Whilst this deed was doing, the lights were extinguished, and a desperate struggle ensued, in which many of the officers were severely wounded. Surman, one of the patrol, received a musket-ball on the temple, but fortunately it only glanced along the side of his head, tearing up the scalp in its way. The conspirators kept up an incessant fire; whilst it was evident to the officers that many of them were escaping by some back way. Mr. Birnie exposed himself every where, and encouraged the officers to do their duty, whilst the balls were whizzing round his head. At this moment Captain Fitzclarence (a young officer well known for his gallantry and gentlemanly conduct) arrived at the head of the detachment of the Coldstream Guards. They surrounded the building, and Captain Fitzclarence, with Sergeant Legge and three files of grenadiers entered the stable, where the first object that presented itself to their sight, was one of the party running out of the stable, apparently with intention to make his escape.
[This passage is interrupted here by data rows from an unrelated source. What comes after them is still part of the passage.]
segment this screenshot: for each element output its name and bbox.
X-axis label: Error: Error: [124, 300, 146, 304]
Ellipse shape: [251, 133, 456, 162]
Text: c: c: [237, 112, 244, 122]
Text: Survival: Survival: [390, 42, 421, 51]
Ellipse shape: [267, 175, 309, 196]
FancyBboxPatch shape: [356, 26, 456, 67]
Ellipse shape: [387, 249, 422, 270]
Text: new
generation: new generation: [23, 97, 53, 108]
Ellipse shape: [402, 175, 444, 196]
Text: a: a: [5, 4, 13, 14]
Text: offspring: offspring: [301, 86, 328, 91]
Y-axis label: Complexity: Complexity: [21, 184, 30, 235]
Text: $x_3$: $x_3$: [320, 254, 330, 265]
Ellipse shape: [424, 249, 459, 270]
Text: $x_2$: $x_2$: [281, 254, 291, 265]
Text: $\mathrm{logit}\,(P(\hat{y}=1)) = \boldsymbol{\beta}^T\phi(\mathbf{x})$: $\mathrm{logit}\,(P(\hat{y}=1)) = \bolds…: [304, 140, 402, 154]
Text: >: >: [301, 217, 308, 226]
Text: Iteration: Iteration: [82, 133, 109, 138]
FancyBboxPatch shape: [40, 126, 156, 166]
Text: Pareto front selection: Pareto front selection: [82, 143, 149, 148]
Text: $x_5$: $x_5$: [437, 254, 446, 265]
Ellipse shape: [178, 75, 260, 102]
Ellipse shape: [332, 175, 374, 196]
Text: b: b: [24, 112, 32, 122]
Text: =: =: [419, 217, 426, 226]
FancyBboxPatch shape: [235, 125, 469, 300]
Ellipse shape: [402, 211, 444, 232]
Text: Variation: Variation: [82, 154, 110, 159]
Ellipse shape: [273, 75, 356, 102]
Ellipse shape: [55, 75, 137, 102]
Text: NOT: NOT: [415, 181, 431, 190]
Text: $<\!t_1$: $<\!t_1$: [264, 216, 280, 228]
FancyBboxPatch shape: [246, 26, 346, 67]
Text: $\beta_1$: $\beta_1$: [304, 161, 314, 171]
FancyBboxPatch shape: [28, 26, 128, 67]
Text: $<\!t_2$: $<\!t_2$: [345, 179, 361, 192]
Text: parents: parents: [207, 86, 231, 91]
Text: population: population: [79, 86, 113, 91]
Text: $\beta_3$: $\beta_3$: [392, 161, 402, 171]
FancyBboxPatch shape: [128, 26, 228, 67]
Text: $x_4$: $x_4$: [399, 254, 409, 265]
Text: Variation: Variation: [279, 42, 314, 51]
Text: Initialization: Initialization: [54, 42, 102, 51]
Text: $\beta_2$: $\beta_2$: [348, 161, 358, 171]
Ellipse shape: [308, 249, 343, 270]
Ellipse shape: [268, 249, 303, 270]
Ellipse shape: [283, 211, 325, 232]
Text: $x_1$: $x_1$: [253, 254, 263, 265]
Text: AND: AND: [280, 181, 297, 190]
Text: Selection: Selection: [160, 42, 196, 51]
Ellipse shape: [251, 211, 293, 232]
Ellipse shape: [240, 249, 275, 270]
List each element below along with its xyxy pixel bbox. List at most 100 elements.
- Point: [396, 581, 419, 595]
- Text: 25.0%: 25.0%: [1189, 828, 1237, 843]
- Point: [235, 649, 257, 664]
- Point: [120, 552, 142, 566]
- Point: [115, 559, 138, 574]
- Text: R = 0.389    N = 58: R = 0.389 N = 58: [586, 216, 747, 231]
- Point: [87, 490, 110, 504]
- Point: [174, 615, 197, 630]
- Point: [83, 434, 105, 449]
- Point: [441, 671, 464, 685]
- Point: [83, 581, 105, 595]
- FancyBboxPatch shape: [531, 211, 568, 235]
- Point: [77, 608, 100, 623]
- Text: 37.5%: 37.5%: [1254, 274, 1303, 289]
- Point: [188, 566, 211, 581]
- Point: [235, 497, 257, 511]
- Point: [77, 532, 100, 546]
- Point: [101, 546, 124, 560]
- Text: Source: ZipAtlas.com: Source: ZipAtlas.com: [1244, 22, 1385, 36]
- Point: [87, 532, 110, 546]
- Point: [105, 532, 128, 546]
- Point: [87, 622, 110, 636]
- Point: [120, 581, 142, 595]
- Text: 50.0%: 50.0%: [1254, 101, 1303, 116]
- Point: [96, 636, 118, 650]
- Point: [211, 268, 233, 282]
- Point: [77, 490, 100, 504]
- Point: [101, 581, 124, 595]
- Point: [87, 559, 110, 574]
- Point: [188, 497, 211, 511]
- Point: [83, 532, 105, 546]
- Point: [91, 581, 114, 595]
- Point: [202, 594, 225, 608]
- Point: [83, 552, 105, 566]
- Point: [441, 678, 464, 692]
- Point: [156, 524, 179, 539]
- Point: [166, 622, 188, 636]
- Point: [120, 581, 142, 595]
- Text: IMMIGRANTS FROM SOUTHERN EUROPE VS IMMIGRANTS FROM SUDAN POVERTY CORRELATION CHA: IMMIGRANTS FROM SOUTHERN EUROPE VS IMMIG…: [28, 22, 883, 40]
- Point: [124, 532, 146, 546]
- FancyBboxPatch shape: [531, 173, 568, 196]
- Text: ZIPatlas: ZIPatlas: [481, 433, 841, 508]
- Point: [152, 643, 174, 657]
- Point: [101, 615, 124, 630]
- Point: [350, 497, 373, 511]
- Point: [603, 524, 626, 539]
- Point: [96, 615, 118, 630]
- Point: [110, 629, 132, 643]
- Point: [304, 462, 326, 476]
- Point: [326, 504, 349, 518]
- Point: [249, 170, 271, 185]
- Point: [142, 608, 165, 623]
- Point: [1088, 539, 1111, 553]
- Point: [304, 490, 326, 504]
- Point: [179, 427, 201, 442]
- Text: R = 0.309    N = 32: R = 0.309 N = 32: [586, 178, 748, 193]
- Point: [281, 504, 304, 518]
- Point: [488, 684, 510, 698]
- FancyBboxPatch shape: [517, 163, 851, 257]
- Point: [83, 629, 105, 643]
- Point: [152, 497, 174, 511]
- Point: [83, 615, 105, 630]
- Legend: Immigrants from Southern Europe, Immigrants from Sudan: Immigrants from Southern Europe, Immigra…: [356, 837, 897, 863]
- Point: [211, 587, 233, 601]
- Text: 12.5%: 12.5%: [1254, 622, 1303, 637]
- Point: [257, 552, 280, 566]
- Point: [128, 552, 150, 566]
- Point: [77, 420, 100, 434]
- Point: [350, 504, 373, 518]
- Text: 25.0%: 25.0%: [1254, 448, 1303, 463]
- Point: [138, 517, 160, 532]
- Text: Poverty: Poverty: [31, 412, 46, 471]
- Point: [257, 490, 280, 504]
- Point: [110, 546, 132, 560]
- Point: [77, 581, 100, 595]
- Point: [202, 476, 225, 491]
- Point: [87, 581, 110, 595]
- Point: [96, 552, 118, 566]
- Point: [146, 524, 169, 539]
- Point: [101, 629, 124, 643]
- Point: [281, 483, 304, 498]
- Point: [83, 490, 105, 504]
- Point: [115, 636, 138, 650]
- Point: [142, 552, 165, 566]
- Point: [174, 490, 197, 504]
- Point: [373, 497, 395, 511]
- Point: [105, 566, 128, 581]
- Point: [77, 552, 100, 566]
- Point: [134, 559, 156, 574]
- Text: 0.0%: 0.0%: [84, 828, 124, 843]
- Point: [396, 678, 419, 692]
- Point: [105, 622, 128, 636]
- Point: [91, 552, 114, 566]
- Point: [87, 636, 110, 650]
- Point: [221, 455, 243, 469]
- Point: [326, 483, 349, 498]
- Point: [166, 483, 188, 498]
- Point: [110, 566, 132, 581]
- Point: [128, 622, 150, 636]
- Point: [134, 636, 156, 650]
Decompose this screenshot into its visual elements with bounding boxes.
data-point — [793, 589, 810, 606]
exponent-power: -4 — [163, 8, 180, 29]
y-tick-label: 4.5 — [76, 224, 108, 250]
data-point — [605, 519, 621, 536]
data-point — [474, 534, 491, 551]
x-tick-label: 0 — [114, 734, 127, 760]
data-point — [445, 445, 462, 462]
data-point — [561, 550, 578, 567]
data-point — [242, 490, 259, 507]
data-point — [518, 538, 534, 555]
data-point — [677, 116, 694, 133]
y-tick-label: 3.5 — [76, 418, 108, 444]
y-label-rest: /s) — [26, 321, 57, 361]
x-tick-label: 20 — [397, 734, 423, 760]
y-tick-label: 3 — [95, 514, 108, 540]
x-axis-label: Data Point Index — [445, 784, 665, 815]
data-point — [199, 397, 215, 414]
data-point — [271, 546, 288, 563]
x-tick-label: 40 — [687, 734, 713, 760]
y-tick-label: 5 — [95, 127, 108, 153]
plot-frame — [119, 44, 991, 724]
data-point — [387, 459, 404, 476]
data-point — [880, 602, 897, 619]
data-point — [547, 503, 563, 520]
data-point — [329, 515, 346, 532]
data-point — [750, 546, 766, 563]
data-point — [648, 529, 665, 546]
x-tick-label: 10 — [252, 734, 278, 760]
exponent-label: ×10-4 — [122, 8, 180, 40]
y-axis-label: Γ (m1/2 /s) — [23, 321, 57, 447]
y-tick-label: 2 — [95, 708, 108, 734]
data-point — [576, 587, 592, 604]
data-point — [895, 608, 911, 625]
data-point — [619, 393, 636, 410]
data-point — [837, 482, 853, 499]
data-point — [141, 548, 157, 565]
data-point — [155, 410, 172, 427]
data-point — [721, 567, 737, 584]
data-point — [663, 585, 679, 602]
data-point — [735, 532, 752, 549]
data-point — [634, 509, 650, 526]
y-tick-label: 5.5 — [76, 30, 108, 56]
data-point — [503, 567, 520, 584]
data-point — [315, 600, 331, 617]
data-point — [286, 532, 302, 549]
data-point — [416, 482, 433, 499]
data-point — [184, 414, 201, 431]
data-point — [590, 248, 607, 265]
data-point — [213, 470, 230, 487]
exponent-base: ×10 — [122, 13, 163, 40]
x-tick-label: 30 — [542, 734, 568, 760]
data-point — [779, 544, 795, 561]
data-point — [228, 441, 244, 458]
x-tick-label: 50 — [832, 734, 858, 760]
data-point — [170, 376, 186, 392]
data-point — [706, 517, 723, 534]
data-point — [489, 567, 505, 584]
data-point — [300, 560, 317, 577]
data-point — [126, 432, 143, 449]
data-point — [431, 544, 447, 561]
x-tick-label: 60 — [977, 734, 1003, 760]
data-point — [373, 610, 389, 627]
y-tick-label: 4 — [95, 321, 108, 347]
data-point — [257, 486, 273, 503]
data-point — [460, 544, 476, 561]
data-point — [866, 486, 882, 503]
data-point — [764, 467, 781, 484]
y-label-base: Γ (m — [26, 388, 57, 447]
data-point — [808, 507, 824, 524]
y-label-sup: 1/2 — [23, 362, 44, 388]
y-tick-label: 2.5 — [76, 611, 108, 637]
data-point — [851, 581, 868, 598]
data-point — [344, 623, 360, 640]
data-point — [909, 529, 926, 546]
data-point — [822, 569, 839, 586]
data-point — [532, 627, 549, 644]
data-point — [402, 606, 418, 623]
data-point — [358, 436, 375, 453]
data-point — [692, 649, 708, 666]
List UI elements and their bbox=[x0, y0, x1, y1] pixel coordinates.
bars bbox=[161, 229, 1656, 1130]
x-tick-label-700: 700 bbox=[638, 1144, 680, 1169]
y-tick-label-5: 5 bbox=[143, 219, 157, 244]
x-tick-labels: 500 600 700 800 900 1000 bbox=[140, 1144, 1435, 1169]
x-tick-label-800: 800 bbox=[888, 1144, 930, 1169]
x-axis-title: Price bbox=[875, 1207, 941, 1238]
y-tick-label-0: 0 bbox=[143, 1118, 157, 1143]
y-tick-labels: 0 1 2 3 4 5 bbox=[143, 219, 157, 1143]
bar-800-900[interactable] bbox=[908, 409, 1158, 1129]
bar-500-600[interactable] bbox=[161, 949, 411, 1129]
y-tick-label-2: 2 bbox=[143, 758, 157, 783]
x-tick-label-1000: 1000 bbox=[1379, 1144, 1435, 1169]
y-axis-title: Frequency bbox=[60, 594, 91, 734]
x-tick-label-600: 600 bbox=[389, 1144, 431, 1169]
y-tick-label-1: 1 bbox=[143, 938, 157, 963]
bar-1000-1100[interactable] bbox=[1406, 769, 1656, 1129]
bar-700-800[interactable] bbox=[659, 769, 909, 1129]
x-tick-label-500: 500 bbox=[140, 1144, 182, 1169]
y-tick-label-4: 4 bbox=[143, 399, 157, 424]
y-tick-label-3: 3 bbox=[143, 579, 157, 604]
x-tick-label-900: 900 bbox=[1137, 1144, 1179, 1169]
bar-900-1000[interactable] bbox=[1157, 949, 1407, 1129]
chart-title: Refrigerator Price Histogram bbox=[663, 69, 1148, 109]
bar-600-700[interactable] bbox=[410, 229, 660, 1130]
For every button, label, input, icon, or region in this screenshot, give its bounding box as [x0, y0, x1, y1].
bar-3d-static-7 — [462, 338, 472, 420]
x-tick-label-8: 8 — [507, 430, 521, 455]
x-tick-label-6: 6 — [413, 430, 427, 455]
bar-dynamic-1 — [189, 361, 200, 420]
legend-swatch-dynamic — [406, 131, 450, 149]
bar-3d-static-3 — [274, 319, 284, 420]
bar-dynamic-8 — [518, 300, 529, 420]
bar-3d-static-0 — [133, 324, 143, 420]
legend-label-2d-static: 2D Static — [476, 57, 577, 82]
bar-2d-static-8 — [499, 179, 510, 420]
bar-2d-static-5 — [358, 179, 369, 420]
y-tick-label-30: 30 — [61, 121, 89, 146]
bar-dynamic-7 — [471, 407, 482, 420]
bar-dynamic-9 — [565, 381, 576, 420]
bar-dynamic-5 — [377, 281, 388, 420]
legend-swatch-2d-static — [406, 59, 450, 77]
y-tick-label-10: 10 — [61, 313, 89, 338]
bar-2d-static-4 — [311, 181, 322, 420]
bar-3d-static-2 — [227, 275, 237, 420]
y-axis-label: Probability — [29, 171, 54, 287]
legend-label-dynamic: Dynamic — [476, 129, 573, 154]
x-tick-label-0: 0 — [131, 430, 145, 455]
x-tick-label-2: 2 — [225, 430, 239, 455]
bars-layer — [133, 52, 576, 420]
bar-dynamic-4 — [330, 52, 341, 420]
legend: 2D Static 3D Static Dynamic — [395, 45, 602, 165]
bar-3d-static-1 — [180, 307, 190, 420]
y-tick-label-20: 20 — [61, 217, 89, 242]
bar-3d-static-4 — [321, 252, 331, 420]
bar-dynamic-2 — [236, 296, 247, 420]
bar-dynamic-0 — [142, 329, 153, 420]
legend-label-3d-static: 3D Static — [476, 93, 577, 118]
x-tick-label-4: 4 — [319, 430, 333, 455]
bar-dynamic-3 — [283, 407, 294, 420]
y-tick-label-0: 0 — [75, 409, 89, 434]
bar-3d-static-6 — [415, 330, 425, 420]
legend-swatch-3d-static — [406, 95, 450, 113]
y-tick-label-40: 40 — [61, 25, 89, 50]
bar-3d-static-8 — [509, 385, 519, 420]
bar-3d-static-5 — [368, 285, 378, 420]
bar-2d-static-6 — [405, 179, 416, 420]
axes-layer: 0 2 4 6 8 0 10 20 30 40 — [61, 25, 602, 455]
He was seized by one of the soldiers, when the ruffian instantly approached the gallant captain, and presented a pistol at his breast; but, as he was in the act of pulling the trigger, Sergeant Legge rushed forward, and, whilst attempting to put aside the destructive weapon, received the fire upon his arm. Fortunately for this brave man, the ball glanced along his arm, tearing the sleeve of his jacket, from the wrist to the elbow, and only slightly wounding him.
[Illustration: _Exterior View._]
[Illustration: _Interior View._]
A black man was the next that was started from his place of concealment; he was armed with a cutlass. He also aimed a blow at Captain Fitzclarence, but was seized and secured by one of the soldiers, James Basey, without any injury to the latter but a slight cut on the finger. Then addressing himself to his friends in the house, he exclaimed, “Fight on while you have a drop of blood in you--you may as well die now as at another time.”